Among the cases Kafka made: The $1.5-to-$2 billion a year it would cost those guys is pocket change (Apple has more than $145 billion in cash); the NFL’s deal with DirecTV over Sunday Ticket expires in 2014, whereas the NFL’s other broadcasting deals last longer; and, like Rupert Murdoch with Fox (and, though Kafka doesn’t allude to this, also with Sky), any of them could use a sports live-rights deal—with the most popular sports league in America, no less—as a gateway to broader television respectability. “You’ll still lose money on the deal, just like DirecTV does,” Kafka wrote. “But think of the upside: You instantly have your hands on the most valuable programming asset in the country, which makes you an instant player—one that can credibly start acquiring other ‘real’ TV programming.”
So Google (or Amazon or Apple) may be the place where, in many markets, you can exclusively watch NFL games. Questions to be resolved include: Could you watch GoogleNFL on an iPad? Would broadcasting certain teams, like Washington’s or whichever team is starting Jay Cutler in 2014, violate Google’s “Don’t be evil” auto-imprecation? Would broadcasting football generally violate it? Who would anchor the halftime show? Would it be Jeff Jarvis? What does @ZizekOnNFL have to say about all of this? (“There are these fields in colleges, so-called ‘interdisciplinary,’” the Slovenian philosopher’s gridiron-obsessed Twitter impostor observed recently, “but the true interdisciplinary scholar exists elsewhere, as @DeionSanders.”)
But the concept leaves me cold, and in a sentimental way I’m surprised by. It is a slippery slope from making Sunday Ticket widely accessible to putting the NFL in everyone’s palms and finally to having completely personalized programming of what once were mainstream cultural events. I know at a basic level Google buying Sunday Ticket would liberate people to more easily (including, probably, more cheaply) watch the games they want to watch. But is that necessarily a totally progressive step? Isn’t there something wonderful about being forced to plunk down for DirecTV and have friends over or to schlep to a sports bar in order to catch your team’s game? I know that as things stand right now, live sports programming is considered more valuable than ever (see: ESPN’s $5.54 monthly individual subscriber fee) because it is basically the last redoubt of real-time water-cooler fodder.
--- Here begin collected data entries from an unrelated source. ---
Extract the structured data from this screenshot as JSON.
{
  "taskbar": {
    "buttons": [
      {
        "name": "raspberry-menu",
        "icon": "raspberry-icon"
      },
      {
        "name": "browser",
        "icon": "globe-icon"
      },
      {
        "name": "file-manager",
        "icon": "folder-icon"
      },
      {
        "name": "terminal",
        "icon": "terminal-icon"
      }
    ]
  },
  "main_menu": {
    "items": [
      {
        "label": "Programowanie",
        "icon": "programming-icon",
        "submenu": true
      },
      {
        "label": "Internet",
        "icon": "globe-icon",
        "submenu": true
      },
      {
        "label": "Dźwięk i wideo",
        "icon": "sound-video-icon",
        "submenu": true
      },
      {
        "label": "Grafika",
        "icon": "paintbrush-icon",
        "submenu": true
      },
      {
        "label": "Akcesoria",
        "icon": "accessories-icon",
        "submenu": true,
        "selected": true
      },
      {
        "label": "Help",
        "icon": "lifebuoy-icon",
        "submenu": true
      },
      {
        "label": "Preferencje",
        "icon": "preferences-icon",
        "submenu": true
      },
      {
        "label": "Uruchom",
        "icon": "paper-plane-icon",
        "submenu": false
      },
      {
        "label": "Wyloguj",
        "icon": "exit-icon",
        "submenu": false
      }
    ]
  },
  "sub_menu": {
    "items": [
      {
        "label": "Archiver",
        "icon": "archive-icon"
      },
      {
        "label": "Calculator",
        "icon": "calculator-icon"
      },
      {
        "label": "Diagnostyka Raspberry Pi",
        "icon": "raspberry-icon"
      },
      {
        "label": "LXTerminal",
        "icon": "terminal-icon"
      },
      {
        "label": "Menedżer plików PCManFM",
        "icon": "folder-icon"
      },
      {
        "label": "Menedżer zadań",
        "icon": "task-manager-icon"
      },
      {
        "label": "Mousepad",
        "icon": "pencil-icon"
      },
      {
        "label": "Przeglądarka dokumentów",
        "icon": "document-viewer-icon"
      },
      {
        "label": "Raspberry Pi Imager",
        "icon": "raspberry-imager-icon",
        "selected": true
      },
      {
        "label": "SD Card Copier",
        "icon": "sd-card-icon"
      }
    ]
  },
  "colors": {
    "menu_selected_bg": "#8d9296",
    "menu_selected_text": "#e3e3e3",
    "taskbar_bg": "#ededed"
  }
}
But at some point, people are going to realize that time is a construct or irrelevant or both, and stop insisting on consuming sports live.
I know this is true because Google will make it true: The world Google wants is one in which each individual is completely empowered to make his own choices, when he wants to make them, most of all when it comes to what he consumes, which is what matters most to Google and (it hopes) to its customers. In an increasingly fractured society, maybe the only thing that unites us will be the company sponsoring the present year; maybe once a year we will gather during the Google Bowl and tell our kids stories about how it was when different people rooted for different teams because geography and heritage were things we cared about.
Probably I am worrying too much—I have, after all, gone way too long without new, non-preseason football. But I fear for the day when I cannot know that millions of Americans share my Pavlovian salivation at the sound of Fox’s NFL theme music. Things like this Google-NFL news—and there will only be more news of this kind in the coming years—ought to make us pause and consider what else is being severed when we cut the cord.